Il cambio di paradigma subito dal mercato della birra nell’ultimo decennio ha fatto saltare le carte in tavola. È evidente che gli uffici di marketing dell’industria, per anni abituati a intendere i loro prodotti in maniera sempre uguale a sé stessa, oggi appaiono talvolta disorientati. Finché il gusto e la qualità della birra erano rimasti due elementi trascurabili, è stato facile nascondere le proprie magagne: è bastato abbinare ai prodotti altri concetti, come le feste con gli amici, le partite di pallone e al limite un paio di tette. Ma ora che la rivoluzione della birra artigianale ha ridato il giusto peso ai vari aspetti, alcuni marchi industriali si trovano in difficoltà. E così una multinazionale come AB Inbev sembra saltare da un messaggio imbarazzante all’altro. Prima cerca, senza successo, di affermare un approccio machista alla bevanda ridicolizzando i consumatori di quella craft; pochi anni dopo cambia rotta e tenta di giocarsi la carta della qualità, finendo però per forza di cose a veicolare messaggi al limite del grottesco.
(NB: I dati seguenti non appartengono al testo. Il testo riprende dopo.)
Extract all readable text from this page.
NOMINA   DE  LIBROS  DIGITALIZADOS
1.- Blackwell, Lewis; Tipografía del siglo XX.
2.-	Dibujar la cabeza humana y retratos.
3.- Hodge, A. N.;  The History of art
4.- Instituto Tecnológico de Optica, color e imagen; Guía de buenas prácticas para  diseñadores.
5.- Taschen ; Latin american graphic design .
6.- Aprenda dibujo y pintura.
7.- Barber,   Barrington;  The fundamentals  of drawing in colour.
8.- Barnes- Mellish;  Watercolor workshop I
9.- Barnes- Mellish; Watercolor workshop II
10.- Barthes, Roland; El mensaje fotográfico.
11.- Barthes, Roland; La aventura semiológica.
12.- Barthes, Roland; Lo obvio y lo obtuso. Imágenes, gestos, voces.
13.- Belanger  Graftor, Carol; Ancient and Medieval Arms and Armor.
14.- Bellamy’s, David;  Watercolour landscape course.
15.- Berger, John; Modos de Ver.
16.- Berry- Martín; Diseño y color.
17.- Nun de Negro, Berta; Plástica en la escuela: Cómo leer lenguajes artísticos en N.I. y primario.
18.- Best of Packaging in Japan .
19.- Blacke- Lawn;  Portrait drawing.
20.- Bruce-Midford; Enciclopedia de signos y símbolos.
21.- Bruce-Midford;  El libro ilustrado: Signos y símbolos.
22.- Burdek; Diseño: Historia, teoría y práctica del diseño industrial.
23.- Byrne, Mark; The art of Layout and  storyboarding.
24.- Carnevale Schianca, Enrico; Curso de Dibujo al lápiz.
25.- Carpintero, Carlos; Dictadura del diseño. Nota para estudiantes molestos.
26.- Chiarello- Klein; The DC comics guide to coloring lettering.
Vedremo come andrà a finire la disputa tra AB Inbev e MillerCoors. Per il momento però già abbiamo un vincitore, e cioè quel modo diverso di concepire la birra che è al centro della rivoluzione craft internazionale e che si è sviluppata mettendo in luce i limiti dell’industria. Limiti che ormai sono intrinsechi a determinati prodotti e che le multinazionali difficilmente potranno superare, soprattutto se decideranno di giocare a livello di comunicazione sullo stesso campo della birra artigianale.
Anche la Nastro Azzurro se non sbaglio è uscita circa un anno fa con uno spot televisivo in cui si faceva vanto di usare solo mais 100% italiano. Come se un’azienda vinicola si vantasse di allungare le proprie bottiglie di vino con buonissima acqua di fonte: sarà buona finché vuoi ma rimane sempre un succedaneo che abbatte i costi e la qualità del prodotto.
Esatto, paragone molto più calzante del mio.